As PPs have suggested, the only answer to this dilemma is to take a decisive step back. Allow your DH to facilitate the relationship between DC and his mother. There doesn't have to be a big row or a grand, histrionic scene. Simply stop communicating with her; gradually if need be.

She may calm down once the new routine and the presence of your DC has become long established. Or she may not. Either way you have a right to protect your own mental wellbeing and equilibrium. Establish strong boundaries and a healthy distance, whether this takes the form of LC, VLC or NC if it comes to that extreme.

You only get this time with your children once. Don't let her erode yours any further 💐

Chunkychips23 · 13/10/2024 14:05

SerafinasGoose · 13/10/2024 13:36

Nothing. You've done nothing wrong, so don't under any circumstances internalise her baggage as yours. It's a 'her' issue.

The deterioriation in relations you describe is not uncommon when a baby arrives on the scene. There has now been a shift from her as matriarch to you as matriarch, and she is resistant to this. If you've been around on MN for a while and have read threads involving any variation on this theme, you'll see the angst some women display when other women make different lifestyle decisions from their own. It's as though this is a personal affront and an implicit negative assessment of their own decisions. Hence the constant desire, from some members, to have their personal decisions validated by complete strangers on the www.

Hence SAHM = lazy and economically inactive vs. WOHM 'farming' out their children. Attachment parenting vs. sleep training. Baby-led weaning vs spoon feeding. And a particularly volatile blue-touchpaper is breast vs. formula feeding. Everyone seems to think they have a say on this; whereas, given the decision involves your own body, is no one's business but yours.

As PPs have suggested, the only answer to this dilemma is to take a decisive step back. Allow your DH to facilitate the relationship between DC and his mother. There doesn't have to be a big row or a grand, histrionic scene. Simply stop communicating with her; gradually if need be.

She may calm down once the new routine and the presence of your DC has become long established. Or she may not. Either way you have a right to protect your own mental wellbeing and equilibrium. Establish strong boundaries and a healthy distance, whether this takes the form of LC, VLC or NC if it comes to that extreme.

You only get this time with your children once. Don't let her erode yours any further 💐

Edited

This is so beautifully put, thank you

OP posts:
Ilovecakey · 13/10/2024 14:31

I would have gone no contact long before now! You must have the patience of a saint! Who the hell does she think she is telling you how to feed your child?! When she made the comment about "I'm taking MY grandchild.." you should have took him back and sain NO you are not taking MY baby anywhere without me! Ask her why she is so concerned about your breasts and how you feed your baby?

LookItsMeAgain · 13/10/2024 14:48

I agree with the previous posters but just one little thing is that I'd tell your DH that from now on, you're not having any communication with her and you're blocking her on your phone.

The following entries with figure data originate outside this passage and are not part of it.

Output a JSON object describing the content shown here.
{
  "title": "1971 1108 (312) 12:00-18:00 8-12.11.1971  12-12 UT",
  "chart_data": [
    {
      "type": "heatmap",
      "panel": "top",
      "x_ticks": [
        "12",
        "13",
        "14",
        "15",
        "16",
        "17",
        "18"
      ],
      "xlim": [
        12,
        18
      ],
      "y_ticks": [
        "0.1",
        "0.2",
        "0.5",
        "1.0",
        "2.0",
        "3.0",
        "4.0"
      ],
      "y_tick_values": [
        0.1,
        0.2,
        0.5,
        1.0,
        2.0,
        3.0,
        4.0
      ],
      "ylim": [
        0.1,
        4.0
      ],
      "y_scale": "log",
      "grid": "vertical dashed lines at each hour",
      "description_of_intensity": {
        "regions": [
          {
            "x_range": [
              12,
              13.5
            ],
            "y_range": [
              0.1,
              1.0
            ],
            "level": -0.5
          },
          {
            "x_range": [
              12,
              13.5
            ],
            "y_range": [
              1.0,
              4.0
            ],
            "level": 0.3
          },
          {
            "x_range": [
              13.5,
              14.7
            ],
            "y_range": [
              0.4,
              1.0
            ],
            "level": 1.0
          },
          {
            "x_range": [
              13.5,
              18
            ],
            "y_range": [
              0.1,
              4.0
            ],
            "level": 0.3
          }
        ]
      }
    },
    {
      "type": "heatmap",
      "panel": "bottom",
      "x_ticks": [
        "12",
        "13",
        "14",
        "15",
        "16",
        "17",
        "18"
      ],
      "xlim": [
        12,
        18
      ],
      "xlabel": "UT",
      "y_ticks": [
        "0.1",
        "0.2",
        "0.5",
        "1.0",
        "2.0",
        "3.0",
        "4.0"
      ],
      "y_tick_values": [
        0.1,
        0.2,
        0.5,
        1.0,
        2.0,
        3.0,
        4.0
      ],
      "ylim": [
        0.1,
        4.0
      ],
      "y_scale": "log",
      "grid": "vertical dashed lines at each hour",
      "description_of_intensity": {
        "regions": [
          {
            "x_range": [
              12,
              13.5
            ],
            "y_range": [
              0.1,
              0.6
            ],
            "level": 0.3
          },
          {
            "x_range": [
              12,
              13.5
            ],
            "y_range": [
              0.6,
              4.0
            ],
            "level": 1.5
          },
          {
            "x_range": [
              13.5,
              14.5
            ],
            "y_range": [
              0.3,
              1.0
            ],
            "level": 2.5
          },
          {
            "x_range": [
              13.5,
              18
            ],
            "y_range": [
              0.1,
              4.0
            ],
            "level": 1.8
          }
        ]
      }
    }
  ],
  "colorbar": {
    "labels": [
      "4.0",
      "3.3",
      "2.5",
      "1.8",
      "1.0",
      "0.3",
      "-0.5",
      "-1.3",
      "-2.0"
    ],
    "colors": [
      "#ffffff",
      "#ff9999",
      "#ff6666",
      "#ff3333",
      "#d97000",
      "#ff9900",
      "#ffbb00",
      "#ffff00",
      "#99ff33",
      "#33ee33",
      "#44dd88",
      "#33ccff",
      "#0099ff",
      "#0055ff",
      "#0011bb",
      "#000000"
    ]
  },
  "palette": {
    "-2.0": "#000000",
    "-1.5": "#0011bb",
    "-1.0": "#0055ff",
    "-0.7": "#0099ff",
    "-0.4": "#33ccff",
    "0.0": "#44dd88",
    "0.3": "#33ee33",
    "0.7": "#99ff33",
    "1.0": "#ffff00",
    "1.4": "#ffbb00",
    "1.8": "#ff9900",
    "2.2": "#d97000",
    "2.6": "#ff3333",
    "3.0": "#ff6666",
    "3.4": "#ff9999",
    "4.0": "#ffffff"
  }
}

If she wants to be involved in your lives going forwards, she arranges it through your DH. He tells her when he can/can't make visits and he also makes it clear that it is his decision whether to attend or not because of the way his mother has treated his wife. He doesn't want to pick between them but if push came to shove, I'd say he'd pick you over his mother.

In the meantime, you can simply block her on all of your social media and on your phone.